Differentiable Neural Architecture Search for medical image segmentation: A systematic review and field audit.
Authors
Affiliations (2)
Affiliations (2)
- Institute of Computer Science and Mathematics, Maria Curie Sklodowska University, Akademicka 9, Lublin, 20-033, Poland.
- Institute of Computer Science and Mathematics, Maria Curie Sklodowska University, Akademicka 9, Lublin, 20-033, Poland. Electronic address: [email protected].
Abstract
Medical image segmentation is critical for diagnosis, treatment planning, and disease monitoring, yet differs from generic semantic segmentation due to volumetric data, modality-specific artifacts, costly and uncertain expert annotations, and domain shift across scanners and institutions.
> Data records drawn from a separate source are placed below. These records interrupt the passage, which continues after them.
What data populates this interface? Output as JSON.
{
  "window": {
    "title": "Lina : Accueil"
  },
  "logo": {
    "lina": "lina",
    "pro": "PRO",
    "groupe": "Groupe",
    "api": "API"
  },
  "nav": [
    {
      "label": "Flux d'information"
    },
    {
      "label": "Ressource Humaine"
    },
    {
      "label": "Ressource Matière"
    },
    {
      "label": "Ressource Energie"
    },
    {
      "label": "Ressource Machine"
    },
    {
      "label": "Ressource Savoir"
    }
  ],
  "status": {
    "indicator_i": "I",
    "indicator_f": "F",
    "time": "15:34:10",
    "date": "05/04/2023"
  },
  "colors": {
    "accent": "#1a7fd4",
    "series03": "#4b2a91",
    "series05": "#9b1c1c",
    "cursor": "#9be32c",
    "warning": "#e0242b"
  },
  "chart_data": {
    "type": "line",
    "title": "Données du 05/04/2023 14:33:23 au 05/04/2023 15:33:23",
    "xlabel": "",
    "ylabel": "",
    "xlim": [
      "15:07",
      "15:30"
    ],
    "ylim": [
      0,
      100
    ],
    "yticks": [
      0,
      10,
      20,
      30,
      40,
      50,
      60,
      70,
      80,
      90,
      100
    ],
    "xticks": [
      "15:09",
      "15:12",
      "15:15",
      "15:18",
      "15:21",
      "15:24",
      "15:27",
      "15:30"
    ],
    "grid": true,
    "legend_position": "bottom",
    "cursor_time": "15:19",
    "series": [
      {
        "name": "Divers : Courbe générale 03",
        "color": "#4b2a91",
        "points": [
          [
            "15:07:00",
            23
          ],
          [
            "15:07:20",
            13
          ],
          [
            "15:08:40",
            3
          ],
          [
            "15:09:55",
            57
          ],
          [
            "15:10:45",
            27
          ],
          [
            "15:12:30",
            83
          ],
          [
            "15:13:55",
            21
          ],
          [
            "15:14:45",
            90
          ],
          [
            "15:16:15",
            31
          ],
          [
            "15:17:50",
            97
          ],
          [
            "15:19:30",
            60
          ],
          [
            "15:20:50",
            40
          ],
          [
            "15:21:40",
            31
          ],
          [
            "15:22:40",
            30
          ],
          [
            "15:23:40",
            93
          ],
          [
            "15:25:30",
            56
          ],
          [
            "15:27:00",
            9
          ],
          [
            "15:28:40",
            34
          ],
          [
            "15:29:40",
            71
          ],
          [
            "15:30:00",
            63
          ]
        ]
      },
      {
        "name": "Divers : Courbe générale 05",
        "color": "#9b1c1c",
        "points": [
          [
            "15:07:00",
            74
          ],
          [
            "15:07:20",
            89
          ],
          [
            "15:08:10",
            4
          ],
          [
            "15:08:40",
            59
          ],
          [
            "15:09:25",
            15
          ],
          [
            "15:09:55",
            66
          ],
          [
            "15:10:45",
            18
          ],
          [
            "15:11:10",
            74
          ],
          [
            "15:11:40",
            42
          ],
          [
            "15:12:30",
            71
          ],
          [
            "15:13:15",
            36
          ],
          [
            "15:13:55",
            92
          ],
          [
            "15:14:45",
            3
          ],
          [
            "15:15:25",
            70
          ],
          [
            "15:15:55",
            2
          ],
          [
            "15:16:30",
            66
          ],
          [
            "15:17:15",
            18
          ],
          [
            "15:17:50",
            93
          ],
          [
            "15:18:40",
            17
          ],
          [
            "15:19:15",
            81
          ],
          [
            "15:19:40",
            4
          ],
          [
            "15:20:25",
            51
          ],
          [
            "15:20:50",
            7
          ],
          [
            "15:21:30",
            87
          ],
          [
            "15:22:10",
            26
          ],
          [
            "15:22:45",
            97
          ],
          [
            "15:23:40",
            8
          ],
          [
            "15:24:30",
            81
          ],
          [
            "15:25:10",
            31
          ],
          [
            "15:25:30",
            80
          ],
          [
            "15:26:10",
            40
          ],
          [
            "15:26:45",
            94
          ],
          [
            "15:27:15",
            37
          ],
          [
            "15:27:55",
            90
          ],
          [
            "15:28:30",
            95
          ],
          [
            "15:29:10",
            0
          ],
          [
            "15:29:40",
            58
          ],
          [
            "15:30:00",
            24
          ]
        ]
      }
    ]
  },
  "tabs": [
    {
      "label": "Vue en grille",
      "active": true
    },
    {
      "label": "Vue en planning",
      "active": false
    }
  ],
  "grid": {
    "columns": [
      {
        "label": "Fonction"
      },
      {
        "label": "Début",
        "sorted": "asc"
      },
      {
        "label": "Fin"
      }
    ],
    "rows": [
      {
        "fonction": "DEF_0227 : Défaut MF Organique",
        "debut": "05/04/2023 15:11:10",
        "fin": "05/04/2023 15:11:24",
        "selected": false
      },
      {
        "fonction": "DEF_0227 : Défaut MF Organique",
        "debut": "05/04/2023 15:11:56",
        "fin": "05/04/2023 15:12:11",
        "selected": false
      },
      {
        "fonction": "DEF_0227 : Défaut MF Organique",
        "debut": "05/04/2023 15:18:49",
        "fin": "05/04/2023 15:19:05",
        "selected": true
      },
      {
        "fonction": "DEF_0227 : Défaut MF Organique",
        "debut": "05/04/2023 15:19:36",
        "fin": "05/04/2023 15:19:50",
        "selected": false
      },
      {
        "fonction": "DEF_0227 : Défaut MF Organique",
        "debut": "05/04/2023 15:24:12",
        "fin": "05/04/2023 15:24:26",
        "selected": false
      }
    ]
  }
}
Neural Architecture Search (NAS) can automate model design, but many NAS paradigms become impractical for 3D segmentation because evaluating large numbers of candidate architectures is computationally prohibitive. Differentiable NAS (DNAS) alleviates this barrier by optimizing relaxed architectural choices with gradients in a weight-sharing supernet, making search feasible under realistic compute and memory budgets. However, DNAS introduces distinct methodological risks (e.g., optimization instability and discretization gap) and raises challenges in reproducibility and clinical deployability. We conduct a PRISMA-inspired systematic review of DNAS for medical image segmentation (multi-database screening, 2018-2025), retaining 33 papers representing 31 unique methods for quantitative analysis. Across the included studies, external validation on independent-site data is rare (∼10%), full code release (including search procedures) is limited (∼26%), and only a minority substantively addresses search stability (∼23%). Despite clear clinical relevance, multi-objective search that explicitly optimizes latency or memory is also uncommon (∼23%). We position DNAS within the broader NAS landscape, introduce a segmentation-focused taxonomy, and propose a NAS Reporting Card tailored to medical segmentation to improve transparency, comparability, and reproducibility.